When I returned, he and Mike were both still crazy about me, and I about them, but it didn’t alter the fact that I was like a junior-high kid who switched schools and then came back two years later to discover that her best friend found a new best friend while she was gone. It was the same husband, the same son and the same setting, but somehow everything now was different. There were shared experiences that I hadn’t known, inside jokes that I didn’t get and a continuation of the life I’d left that I no longer wanted to live.
That last realization hit me most profoundly when I opened the door to our pantry the first afternoon I was home. I absolutely flipped out. I mean, there was Crisco in there! To my knowledge, Crisco is only used for two things: baking unhealthy cakes, and coating a cast-iron skillet. And nothing healthy has
ever
been cooked in a cast-iron skillet. Ask me how I know.

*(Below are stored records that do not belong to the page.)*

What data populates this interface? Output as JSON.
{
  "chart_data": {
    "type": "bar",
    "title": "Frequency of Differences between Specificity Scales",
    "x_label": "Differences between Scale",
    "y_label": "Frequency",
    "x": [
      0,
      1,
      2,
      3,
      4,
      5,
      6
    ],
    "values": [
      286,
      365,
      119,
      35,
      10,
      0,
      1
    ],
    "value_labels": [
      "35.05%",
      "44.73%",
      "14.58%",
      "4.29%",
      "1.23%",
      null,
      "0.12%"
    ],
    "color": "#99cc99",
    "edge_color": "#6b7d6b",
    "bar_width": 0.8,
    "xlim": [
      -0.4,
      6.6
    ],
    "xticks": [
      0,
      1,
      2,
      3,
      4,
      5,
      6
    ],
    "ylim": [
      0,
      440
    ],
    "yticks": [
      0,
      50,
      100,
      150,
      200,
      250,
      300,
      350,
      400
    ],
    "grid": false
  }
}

I stood there staring at boxes and boxes of fake-fruit snacks, bags of white flour, a giant jar of candy that I used to sneak on a near-daily basis, can after can of overly preserved vegetables. “I forgot they even
made
canned vegetables,” I said to myself. How I missed the fresh, organic LA life I’d known.
I’ve seen interviews on TV with recovering alcoholics who talk about how devastating it is for them when they go back to the street corner where they used to sleep and are reminded of the poor choices they once made. They see in that slab of asphalt the laziness, ignorance, complacency and indulgence that formerly characterized their lives, and the reminders are almost too much to bear. Those pantry shelves were my own personal slab of asphalt, and as I took them in, a wave of fear washed over me like none I’d ever known. “Dear God, don’t let me again become the me who lived this way.”
It would prove a challenging goal to pursue, the goal of moving not backward but ahead.
O
ne of the things that Noah and I used to do prior to my being on the show was to bake cookies together. Before you get any wild ideas about how much of a Suzy Homemaker I was or am, I should add that they were, and still are, of the slice-and-bake variety.
We’d make them for breakfast (I know, I know) or for a snack while we watched movies on Friday night. Or Tuesday night. Or
any
night, if I’m being honest.
Once I was back home, and during the same week that I had my pantry meltdown, Noah looked at me pleadingly and said, “Mommy, can we make cookies?”
I felt badly for having been gone for so long that I would have obliged almost any request from that child. “Well, of
course
, sweetheart,” I said. “Whatever you want.”